After what Coleman described as “several intense months,” RMU submitted the bid in February 2010. The good news came in July.
The bid process was “fairly large and lengthy, the specifications and the requirements and the forms,” Galosi said. “You have to give a lot of background. Financial arrangements, a budget, letters of commitment, whether it's from the governor, Atlantic Hockey (RMU's conference), the county, the mayor. Just a whole lot of people getting behind us and backing our bid.”
The Penguins, who avidly promote area hockey at all levels, were instrumental. For several years the club has invited the RMU hockey team to play in its building.
“I can't overstate the wonderful relationship we have with them,” Dell'Omo said.
“Without the arena, this isn't happening,” said Coleman. “They were amazingly generous with their personnel support and moral support and working with the NHL on scheduling.”
Penguins CEO and president David Morehouse said the pitch for a new arena included using it for purposes other than the club's games. That this was a hockey event made it even more appealing.
“It was borne from a casual conversation, but it fit everything we'd been thinking about,” he said. “Hockey in general was becoming more popular. The arena was the linchpin to bring big events here.”

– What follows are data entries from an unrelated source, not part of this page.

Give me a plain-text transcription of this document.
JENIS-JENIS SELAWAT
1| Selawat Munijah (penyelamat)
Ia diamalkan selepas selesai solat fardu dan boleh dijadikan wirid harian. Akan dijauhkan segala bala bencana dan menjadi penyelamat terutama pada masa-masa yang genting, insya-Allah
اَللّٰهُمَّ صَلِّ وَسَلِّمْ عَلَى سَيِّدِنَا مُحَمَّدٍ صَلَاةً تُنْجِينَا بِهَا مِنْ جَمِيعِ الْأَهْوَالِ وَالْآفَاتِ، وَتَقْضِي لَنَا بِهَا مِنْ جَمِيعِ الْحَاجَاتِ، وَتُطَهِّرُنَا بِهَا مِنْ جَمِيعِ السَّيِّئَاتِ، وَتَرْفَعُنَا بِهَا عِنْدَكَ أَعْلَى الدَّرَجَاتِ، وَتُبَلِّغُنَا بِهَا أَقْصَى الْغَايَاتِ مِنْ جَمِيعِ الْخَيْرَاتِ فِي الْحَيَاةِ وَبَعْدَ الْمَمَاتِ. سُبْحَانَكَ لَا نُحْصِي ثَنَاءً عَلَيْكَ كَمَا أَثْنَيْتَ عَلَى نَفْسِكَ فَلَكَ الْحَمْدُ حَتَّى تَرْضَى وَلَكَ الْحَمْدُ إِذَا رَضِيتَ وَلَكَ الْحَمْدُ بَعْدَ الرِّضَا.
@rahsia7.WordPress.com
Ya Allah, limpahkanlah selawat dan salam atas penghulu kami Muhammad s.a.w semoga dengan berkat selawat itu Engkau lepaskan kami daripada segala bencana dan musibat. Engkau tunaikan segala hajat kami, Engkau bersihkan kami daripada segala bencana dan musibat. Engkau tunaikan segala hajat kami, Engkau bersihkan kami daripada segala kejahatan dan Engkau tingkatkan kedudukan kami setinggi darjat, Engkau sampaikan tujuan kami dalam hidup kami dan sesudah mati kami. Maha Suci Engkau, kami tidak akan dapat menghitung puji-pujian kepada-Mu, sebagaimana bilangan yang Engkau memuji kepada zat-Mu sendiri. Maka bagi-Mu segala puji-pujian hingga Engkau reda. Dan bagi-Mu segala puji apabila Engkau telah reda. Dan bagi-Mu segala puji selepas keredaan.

Hosting the Frozen Four never occurred to Ed Nicholson when he expanded RMU sports. In fact, he said, “I didn't know anything about sports.” But as RMU president, Nicholson understood what athletics could mean in the context of an entire university.
Amid cutbacks elsewhere, Nicholson added six sports, including men and women's Division I hockey. The men would start right away; RMU already had a successful club team.
“It was part of a larger strategy to build the university, to recruit students from a wider geographic range, to be able to get much more attention from the press and build a reputation,” said Nicholson, who stepped down as president in 2005 and teaches a management course at RMU.
“One of the advantages is that we were a small school that played Division I sports, and there was no Division I hockey team in Pittsburgh,” he said. “If we went in that direction, it was certainly going to give us some attention.”
Just as Consol was key to landing the Frozen Four, RMU's purchase of the Island Sports Center, which it previously had rented, made the big hockey plans feasible.
“There was really wasn't the ability to field a Division I hockey program unless we controlled the ice,” said Nicholson, under whose reign RMU also built a new football stadium.
Not all the new sports and even some of the older ones were well funded. Schooley showed up for work at an empty desk with just a telephone and no computer. But RMU, which had dropped all of its two-year associate degree programs and was transitioning into a university that offered more than business courses, needed to publicly redefine itself.